Why do we write media -- and why does this question matter? How can past media (writing, print, film, visual technologies) and their intellectual responses shape how we might invent, experience, and express media of the future? How might writing new media both “imagine” new communities and dismantle past social orders? The first half of this course began with an exploration of “Past Panics and Visions of the Future”: in this unit, we sought to connect intellectual histories of writing media to future developments in media technologies. In Part II, “Imagined Communities and the Ethics of Expression,” we investigated the Black Lives Matter movement and its different forms of expression, new and old – spoken witnessing, instant video, musical performance, flash mobs, “black twitter,” talk radio, and cable news – as a case study for how writing media can create social connection and crisis.

Books On Shelf

Writing 2701 Applied Writing

Autumn 2017

Since ancient times, teachers of rhetoric, speaking, and writing have sought to find efficient “exercises” (in those days, progymnasmata) that would help students improve their communicative “fitness.” Some, like standard grammar exercises, have proven to be miserable failures for most people.
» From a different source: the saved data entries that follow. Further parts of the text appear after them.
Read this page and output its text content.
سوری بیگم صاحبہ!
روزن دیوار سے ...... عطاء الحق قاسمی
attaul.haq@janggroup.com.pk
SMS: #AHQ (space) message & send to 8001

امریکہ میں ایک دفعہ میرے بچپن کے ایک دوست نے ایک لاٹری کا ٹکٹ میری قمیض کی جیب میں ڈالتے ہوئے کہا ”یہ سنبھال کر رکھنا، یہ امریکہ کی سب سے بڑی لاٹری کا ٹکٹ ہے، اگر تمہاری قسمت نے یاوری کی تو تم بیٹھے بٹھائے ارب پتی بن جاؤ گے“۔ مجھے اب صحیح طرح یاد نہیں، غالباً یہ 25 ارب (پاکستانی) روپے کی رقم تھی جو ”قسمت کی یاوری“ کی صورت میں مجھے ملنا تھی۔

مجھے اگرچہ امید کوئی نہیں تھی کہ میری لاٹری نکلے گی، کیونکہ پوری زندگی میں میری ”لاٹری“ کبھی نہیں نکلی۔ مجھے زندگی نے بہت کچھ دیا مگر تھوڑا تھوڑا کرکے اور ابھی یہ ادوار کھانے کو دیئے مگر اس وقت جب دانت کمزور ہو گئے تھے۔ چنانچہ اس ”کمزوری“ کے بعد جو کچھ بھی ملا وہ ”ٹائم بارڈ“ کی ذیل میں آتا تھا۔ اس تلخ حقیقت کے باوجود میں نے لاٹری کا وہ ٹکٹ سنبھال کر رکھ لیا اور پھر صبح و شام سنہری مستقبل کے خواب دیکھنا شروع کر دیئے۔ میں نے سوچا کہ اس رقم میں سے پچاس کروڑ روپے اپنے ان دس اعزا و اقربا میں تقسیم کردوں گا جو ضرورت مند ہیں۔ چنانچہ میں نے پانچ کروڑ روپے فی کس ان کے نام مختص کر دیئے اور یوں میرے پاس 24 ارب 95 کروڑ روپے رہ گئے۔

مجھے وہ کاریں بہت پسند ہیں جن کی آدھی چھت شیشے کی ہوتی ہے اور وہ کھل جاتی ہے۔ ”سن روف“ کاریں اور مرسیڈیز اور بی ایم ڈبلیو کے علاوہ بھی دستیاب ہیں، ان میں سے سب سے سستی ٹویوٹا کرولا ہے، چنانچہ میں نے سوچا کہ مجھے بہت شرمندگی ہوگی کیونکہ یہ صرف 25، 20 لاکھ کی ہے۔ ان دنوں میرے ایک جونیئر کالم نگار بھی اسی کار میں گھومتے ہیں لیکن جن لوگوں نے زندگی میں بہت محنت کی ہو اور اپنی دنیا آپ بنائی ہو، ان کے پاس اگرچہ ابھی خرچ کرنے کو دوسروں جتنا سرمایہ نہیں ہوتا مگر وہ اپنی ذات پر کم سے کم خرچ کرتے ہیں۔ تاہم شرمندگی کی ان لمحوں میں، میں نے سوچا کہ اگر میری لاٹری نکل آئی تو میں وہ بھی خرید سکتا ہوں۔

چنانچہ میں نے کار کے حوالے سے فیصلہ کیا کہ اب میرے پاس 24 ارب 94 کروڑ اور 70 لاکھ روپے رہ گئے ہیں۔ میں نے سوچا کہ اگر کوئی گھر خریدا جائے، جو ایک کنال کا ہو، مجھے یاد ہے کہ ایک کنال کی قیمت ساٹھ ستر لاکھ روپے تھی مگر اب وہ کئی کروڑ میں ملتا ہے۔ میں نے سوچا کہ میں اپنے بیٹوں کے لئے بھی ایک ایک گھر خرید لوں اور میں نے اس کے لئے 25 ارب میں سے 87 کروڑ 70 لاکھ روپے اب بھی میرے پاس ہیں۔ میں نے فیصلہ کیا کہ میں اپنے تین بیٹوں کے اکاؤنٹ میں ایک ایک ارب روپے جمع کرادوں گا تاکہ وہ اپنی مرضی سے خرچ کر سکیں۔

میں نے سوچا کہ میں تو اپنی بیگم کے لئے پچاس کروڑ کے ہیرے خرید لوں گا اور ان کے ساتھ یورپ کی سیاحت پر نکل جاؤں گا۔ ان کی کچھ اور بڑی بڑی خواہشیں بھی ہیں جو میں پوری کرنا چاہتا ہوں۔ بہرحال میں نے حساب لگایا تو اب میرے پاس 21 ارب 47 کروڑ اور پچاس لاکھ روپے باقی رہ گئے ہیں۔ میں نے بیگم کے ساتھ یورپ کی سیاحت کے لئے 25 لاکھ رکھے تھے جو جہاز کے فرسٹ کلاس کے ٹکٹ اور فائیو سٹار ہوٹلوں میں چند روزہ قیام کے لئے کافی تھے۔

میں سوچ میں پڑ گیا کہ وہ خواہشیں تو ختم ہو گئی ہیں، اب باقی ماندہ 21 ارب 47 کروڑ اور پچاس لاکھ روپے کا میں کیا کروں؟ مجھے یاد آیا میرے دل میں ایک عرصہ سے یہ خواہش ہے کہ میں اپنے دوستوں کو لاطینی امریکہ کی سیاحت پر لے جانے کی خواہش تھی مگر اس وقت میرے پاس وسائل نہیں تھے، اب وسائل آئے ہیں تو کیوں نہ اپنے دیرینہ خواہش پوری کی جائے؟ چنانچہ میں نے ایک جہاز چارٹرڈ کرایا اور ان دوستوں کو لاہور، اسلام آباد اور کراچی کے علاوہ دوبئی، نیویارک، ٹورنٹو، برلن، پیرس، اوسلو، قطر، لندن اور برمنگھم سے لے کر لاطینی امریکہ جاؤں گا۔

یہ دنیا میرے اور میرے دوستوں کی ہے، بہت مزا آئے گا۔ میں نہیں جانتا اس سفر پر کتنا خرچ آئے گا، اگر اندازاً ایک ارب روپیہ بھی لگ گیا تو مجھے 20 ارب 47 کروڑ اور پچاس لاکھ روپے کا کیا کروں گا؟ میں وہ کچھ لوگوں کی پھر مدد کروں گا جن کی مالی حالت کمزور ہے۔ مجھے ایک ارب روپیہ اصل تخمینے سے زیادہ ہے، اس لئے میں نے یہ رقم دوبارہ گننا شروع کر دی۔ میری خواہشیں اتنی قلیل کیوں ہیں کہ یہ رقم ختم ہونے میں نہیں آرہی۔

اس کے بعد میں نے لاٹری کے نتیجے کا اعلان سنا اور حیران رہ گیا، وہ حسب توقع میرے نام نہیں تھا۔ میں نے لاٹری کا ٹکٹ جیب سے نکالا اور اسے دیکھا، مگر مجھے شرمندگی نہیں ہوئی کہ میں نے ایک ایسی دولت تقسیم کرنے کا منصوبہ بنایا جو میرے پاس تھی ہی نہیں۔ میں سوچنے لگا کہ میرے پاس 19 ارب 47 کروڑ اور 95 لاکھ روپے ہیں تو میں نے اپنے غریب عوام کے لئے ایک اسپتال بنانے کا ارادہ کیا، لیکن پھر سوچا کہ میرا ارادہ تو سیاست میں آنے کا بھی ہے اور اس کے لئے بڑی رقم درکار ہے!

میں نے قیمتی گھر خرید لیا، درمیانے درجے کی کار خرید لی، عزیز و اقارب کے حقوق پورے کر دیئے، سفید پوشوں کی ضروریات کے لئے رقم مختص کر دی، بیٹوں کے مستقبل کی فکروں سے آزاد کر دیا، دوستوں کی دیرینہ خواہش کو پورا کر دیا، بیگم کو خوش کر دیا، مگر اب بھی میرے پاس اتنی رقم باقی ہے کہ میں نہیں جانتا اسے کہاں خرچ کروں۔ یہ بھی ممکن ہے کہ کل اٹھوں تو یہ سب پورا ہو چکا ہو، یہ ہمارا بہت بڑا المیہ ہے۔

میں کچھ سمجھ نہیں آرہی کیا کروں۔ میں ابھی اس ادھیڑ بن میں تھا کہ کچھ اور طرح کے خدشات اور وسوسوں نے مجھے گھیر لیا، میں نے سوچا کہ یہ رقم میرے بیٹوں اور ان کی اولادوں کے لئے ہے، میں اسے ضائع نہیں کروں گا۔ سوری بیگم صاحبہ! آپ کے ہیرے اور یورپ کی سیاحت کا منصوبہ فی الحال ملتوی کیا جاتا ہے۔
Others, like open “freewriting,” have proven curiously, if moderately, effective. Still others, like what my professor called “constructive” grammar, remain theoretically promising but as yet unproven. This course offered me extensive experience with imitation and sentence combining exercises, often in relatively playful ways (our first warm-up exercise will feature Winnie the Pooh). We also dabbled in other approaches that showed promise, like genuine, rigorous freewriting, as well as a completely alternative approach to sentence parts, renaming figures of speech, like appositives, different, more memorable things. At the end of the course, I came up with an "exercise" program for myself, drawing on resources that I studied and shared with my classmates, and to invent a developmental writing game that other students might play.

Used Books

3500 Capstone

Autumn 2017

This was the capstone class for the Minor in Writing Practices. A capstone class is a culmination of an academic program, and in this case, it is meant to capture the writing experiences and instruction that I have been a part of thus far at the University of Denver. The major project that I completed for this class is this Wix site, and I composed, produced, and designed activities along the way to contribute to this site as well as my own learning. As part of the path to creating this portfolio, I did a substantive revision of a previous writing assignment, learned about curation and circulation of writing, and conducted some analyses of my writing and writing process.

open books

ENGL 3732, Sec 2

Winter 2017

Through a careful examination of the modalities employed in postmodern fictional output we attempted to deepen our understanding of the range of techniques and tactics experimental post-War writers have had at their disposal. We cast our net into different corners of what gets called postmodern in an attempt to make sure our gleanings were as varied as possible. Works we read included Italo Calvino’s If On a Winter’s Night a Traveler, Kathy Acker’s Don Quixote, Marie Redonnet's Rose Mellie Rose, Percival Everett’s Erasure, and Vladimir Nabokov’s Pale Fire. Essays and excerpts by Jameson, Haraway, Cixous, Barth, some of the aforementioned authors and others were called on to help fuel our conversations. While close reading and resultant discussion was at the center of our proceedings, participants were called on to generate and put into practice their own mechanisms for textual disruption (which we presented in class). 

Old Book

SOCI 2795 Capital Punishment

Summer 2016

This course examined: (1) the history of capital punishment (facts/trends, public opinion, legislation, and jurisprudence); (2) arguments often made for abolition (arbitrariness, cost, and innocence); and (3) arguments often made for retention (closure, deterrence, incapacitation, and retribution). The course didn't attempt to answer the question of whether the state should execute criminals, but it did include information that I found helpful in contemplating such a profound question.